We found out later that a guy who lives behind us was keeping the
chicken for eggs and did not want it anymore and was no longer feeding
it. :-\ Perhaps she really did say that she didn't mind if the chicken
dies. Well, lemme tell you, if Nicki gets that bird in her jaws
again, it won't be pretty. She's a great dog unless you're a cat
or chicken or squirrel. She loves people, especially babies, and
other dogs. Really.
Annette told this story in the office to a few folks, and all asked
the same question, "Where do you live?", incredulous that
we would have a chicken problem at our house. The block behind us
has lots of Spanish-speaking immigrants, and one was keeping chickens.
We didn't know it until it came to visit. And, we have neighbors
who are creating much larger problems than live poultry (think illegal
activity involving grown men on bicycles delivering "goods")

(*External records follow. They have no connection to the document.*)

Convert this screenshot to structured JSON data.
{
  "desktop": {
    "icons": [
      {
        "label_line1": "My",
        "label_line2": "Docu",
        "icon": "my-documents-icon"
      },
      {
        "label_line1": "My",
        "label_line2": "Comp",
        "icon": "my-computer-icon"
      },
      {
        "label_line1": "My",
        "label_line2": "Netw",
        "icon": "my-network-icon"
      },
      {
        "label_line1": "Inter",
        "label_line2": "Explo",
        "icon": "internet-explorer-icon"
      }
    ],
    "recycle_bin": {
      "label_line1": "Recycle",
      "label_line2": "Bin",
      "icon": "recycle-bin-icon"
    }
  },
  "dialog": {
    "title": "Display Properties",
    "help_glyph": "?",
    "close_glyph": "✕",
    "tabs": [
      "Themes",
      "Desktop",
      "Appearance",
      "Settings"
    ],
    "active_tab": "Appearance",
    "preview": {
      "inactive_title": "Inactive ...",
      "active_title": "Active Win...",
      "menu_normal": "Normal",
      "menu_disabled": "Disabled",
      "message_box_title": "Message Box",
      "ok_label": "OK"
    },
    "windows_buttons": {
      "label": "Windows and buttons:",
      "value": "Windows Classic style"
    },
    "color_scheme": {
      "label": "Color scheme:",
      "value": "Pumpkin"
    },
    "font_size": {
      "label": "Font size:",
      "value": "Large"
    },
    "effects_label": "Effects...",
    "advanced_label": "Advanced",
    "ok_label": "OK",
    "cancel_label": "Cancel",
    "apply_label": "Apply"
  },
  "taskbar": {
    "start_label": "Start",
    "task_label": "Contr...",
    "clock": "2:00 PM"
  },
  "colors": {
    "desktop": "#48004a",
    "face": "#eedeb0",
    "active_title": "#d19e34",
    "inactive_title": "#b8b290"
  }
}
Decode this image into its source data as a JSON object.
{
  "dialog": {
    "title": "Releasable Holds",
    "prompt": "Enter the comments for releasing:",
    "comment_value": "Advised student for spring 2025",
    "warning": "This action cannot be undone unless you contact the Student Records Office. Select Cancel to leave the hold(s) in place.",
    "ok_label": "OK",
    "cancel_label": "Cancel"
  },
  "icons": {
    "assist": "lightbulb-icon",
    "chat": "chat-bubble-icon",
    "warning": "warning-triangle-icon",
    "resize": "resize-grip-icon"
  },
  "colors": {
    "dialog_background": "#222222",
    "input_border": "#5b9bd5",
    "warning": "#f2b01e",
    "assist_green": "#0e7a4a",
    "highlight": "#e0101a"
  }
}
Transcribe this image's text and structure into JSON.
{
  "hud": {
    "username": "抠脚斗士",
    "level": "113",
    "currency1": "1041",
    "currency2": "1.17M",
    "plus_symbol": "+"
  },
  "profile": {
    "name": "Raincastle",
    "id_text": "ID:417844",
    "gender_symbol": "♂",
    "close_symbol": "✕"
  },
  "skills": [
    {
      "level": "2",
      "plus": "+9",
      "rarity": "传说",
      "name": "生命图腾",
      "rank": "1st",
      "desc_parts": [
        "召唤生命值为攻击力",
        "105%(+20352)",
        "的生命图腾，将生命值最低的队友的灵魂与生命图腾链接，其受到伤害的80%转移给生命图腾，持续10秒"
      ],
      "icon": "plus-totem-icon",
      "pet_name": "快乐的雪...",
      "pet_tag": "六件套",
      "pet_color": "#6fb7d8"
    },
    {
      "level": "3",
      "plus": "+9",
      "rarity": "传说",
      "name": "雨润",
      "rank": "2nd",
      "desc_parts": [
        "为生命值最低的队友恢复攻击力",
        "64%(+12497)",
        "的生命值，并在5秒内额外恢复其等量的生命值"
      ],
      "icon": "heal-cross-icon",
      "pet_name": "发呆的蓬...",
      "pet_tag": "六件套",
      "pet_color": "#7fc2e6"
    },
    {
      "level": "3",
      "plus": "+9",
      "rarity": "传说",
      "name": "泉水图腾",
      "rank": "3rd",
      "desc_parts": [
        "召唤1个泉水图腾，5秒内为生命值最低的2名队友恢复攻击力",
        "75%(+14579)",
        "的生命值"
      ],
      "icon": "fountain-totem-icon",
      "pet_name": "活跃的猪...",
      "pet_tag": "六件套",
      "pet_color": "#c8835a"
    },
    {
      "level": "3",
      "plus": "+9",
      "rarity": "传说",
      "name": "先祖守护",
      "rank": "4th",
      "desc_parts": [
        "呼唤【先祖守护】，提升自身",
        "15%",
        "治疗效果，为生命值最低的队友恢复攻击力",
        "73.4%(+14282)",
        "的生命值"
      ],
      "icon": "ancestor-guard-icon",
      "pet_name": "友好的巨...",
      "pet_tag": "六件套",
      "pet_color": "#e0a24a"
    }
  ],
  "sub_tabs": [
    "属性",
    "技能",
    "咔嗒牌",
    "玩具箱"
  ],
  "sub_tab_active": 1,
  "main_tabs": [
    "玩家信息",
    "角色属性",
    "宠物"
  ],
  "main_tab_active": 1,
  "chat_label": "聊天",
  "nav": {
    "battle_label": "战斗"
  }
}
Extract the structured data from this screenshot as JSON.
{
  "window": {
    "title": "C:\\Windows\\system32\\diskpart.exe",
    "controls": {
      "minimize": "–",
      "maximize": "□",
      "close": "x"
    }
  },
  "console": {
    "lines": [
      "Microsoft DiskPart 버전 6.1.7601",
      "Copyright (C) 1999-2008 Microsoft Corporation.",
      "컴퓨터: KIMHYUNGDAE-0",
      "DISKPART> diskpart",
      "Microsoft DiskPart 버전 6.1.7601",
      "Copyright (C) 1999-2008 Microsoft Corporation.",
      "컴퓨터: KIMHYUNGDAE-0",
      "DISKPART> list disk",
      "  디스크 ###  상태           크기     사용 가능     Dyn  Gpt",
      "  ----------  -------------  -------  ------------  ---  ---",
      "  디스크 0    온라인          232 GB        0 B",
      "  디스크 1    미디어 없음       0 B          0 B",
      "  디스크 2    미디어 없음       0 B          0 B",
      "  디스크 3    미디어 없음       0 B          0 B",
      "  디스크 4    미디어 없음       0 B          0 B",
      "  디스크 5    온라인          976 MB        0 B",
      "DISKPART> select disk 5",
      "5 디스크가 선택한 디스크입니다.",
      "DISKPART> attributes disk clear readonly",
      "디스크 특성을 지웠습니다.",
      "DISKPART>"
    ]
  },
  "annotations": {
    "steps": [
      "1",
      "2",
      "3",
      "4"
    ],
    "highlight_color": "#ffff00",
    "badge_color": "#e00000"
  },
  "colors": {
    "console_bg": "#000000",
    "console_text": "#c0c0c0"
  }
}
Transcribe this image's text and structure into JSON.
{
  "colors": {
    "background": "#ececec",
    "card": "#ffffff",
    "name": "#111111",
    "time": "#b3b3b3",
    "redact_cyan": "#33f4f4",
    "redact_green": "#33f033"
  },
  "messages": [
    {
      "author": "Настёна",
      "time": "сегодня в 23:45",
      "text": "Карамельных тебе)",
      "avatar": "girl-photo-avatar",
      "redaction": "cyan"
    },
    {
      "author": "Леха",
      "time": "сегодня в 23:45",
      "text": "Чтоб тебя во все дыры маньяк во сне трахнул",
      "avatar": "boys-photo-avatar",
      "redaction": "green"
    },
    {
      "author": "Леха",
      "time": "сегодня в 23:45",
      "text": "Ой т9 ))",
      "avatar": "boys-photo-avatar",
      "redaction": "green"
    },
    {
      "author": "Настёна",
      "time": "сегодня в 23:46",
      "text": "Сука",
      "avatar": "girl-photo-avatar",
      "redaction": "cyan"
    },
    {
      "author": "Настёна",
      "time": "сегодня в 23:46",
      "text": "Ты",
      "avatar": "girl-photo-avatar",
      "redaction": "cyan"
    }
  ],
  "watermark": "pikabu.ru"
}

so, it doesn't seem like such a big deal in comparison. So, when
the chicken was still around, we just left it alone, thinking that
we would deal with it later. That is, until it started roosting
on a beam in our new garage. And, it left a calling card. :-[ (grrrrrr).
When the chicken's output ruined a stained board that we had planned
to use for our tongue-and-groove eave, the chicken got the heave-ho.
We launched it over the fence, but it kept coming back. We grabbed
some Spanish-speaking neighbors and told them they could have the
chicken if they would come remove it. Problem solved.